In this tender place, as we call on His Name, we find Him and He sets our feet on the truth of His presence. And He is there as the moon climbs higher and the smallness of us is deeply known.


It's here on this night, this night filled with so much brokenness and confusion, that a girl who knocks on my door back home and draws maps of imaginary places for my girls, who smiles shyly when I point out her creativity...it's on this night that she hears the beauty of Jesus and how He makes the broken beautiful and she says yes and makes the decision to give her life to Him alone. She gives Jesus her yes in the hours before her counselor gets rushed to the hospital and we could see how God uses all things, good and bad, for His glory.




For whatever reason, I think of the story of the Good Samaritan and the brokenness he embraced. How Jesus used the unlikely to open our eyes to the beauty of mercy and calls us to a life that comes near to the hurting and tender places in another.

That's the key, I think. We may be afraid and uncertain, trying to feel our way through the dark and unseen, unsure of how it is all supposed to look. We can choose to stay back from what we don't understand, feel ill-equipped to handle, or even of what we are afraid of. We could, and it would be understandable. But Jesus pointed out the beauty of the most unlikely to a lawyer who looked the most likely in order to reach his heart.  The Samaritan, who was considered "Bad" by the ones who hated him most, came the closest to the wounds of  the broken in front of him. He didn't just come close, he gave of his time, his comfort, his resources - he gave of what he had and God called him "good".

Tony and I sit in the aftermath of these weeks at camp in our coffee shop chairs that still smell of caffeine and pastries and we ask the hard questions of each other that we had been praying over and seeking direction for to find that sometimes the greatest gain in our lives means the giving up of what feels safe and familiar. Realizing the small ways that I've been relying on things or "this is the way we have always done it" rather than on the faithfulness of Jesus.

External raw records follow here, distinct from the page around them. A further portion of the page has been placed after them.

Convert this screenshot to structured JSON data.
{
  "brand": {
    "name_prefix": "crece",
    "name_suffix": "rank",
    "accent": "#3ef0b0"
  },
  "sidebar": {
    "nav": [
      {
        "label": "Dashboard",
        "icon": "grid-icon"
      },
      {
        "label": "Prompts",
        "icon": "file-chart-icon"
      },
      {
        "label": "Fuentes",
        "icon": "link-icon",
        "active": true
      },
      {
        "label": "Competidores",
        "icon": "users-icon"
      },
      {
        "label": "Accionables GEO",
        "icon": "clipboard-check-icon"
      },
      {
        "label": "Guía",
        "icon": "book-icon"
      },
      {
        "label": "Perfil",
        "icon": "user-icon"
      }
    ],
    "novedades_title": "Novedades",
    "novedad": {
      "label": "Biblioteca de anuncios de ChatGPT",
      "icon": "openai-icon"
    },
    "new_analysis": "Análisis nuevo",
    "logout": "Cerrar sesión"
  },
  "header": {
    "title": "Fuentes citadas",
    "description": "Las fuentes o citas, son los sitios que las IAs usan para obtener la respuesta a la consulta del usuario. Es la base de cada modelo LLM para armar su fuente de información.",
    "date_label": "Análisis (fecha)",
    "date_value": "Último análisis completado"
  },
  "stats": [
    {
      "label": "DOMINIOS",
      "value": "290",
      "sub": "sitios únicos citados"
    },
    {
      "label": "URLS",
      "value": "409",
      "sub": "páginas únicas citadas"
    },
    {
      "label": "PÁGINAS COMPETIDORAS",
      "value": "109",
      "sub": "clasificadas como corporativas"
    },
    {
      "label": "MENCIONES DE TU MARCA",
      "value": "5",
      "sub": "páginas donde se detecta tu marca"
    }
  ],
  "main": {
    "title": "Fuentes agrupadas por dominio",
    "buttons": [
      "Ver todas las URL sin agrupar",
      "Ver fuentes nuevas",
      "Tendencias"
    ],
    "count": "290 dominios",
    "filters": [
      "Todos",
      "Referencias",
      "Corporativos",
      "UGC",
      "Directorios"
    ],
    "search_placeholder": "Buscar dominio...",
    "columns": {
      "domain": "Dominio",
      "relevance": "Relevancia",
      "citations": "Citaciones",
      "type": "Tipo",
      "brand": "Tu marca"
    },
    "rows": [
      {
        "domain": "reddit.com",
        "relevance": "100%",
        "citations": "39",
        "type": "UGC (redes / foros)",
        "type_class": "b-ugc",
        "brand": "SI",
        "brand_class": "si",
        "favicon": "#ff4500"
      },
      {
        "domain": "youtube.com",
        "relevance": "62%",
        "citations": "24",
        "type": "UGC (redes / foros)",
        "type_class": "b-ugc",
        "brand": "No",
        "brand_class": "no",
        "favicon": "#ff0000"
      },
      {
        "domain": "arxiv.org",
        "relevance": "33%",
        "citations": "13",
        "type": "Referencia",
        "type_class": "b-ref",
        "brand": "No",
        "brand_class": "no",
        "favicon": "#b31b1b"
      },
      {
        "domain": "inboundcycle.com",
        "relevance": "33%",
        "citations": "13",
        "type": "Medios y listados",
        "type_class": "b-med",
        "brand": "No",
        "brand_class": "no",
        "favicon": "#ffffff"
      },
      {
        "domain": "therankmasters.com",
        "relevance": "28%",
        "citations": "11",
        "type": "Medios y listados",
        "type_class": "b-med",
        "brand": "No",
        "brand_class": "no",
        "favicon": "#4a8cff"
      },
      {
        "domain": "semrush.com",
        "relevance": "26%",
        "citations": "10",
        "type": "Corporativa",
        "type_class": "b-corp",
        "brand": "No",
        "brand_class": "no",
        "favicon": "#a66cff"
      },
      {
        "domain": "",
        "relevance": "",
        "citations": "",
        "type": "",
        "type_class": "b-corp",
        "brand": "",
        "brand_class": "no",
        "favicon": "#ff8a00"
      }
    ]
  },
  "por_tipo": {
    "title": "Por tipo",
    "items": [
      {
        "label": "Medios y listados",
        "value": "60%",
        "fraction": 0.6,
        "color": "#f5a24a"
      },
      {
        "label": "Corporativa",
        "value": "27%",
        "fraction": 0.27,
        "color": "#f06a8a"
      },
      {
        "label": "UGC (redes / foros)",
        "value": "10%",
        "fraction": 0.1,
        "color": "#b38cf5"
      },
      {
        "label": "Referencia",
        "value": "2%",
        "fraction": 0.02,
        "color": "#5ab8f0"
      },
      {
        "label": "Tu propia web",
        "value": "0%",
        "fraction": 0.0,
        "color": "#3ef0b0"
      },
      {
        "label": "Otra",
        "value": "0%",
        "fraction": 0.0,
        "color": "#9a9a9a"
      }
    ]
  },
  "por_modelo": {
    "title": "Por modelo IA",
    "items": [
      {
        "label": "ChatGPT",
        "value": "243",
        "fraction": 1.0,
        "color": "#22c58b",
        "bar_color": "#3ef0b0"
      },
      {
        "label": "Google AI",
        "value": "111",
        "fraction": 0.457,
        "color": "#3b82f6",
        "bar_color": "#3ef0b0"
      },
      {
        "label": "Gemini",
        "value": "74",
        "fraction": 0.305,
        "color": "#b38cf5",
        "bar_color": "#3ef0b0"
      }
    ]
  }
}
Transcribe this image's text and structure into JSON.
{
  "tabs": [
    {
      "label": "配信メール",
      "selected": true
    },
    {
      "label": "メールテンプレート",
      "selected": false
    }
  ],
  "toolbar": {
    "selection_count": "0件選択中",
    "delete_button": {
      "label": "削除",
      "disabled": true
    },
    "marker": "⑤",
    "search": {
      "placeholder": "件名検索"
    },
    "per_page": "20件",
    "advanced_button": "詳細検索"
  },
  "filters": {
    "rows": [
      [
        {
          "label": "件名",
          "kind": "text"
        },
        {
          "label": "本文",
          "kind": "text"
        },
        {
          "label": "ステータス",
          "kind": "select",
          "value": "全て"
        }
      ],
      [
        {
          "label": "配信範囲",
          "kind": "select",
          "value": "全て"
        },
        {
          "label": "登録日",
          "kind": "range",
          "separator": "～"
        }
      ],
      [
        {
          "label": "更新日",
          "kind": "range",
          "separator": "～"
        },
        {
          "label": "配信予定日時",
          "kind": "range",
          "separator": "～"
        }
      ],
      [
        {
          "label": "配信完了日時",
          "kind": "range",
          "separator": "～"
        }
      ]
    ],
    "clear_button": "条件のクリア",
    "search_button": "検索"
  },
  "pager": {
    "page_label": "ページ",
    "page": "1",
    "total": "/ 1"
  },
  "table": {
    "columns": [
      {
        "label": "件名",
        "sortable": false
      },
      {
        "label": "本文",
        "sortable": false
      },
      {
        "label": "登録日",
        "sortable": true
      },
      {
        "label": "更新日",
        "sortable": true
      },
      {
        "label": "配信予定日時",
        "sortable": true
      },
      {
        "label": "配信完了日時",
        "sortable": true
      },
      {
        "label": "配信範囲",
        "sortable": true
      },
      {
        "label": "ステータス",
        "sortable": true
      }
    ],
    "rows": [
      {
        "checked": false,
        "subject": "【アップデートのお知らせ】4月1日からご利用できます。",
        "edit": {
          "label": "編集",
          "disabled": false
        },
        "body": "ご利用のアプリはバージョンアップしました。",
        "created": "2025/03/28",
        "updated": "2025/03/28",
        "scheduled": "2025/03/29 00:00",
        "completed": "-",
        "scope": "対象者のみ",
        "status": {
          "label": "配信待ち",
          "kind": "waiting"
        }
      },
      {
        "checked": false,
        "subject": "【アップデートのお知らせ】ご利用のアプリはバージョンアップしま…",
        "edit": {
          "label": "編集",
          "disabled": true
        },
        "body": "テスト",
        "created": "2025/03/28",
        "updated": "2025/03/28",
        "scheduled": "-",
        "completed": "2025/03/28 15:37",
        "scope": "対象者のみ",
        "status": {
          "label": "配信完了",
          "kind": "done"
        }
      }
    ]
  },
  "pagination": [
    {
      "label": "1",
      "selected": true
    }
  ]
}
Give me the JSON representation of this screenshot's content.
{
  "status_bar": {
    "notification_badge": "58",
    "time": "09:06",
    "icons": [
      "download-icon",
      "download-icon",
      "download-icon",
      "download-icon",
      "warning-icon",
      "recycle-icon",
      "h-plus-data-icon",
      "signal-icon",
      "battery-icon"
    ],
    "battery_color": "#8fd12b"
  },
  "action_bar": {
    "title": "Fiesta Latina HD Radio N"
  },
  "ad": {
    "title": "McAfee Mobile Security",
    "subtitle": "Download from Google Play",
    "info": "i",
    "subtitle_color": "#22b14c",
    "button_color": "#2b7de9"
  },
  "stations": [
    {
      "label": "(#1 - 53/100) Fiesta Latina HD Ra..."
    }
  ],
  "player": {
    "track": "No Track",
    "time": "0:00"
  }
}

I've been afraid to go smaller and simpler, afraid of what it would mean for our family and schooling and ministry. But if I look at the model of what Jesus put forward, I see a man who let go of what he had in order to add to the care and benefit of another.





The hearts of my children matter no less, the beauty of our family demands that Jesus and what He is asking come first. Letting go of the known for a season opens our hands to receive the gift of the unknown, trusting that every good and perfect gift is from above, coming down from the Father of Lights. Letting go of the much allows us to give even more to the ones that He brings into our lives - we give from a place of trust and find that the stuttering moments have only just changed the orbit of our lives. Where we once focused on what was we now find our lives lined up next to the I AM and there is rest here.


Only half of the moon showed her face last night, she orbits and her face shows less then it did in the dark of a field surrounded by towering trees just one short week ago, but I'm not afraid of seeing the smaller picture anymore because I know that we are all seen by the One who spoke our days into existence and we are safe here, for we are always under the watchful eye of our good God.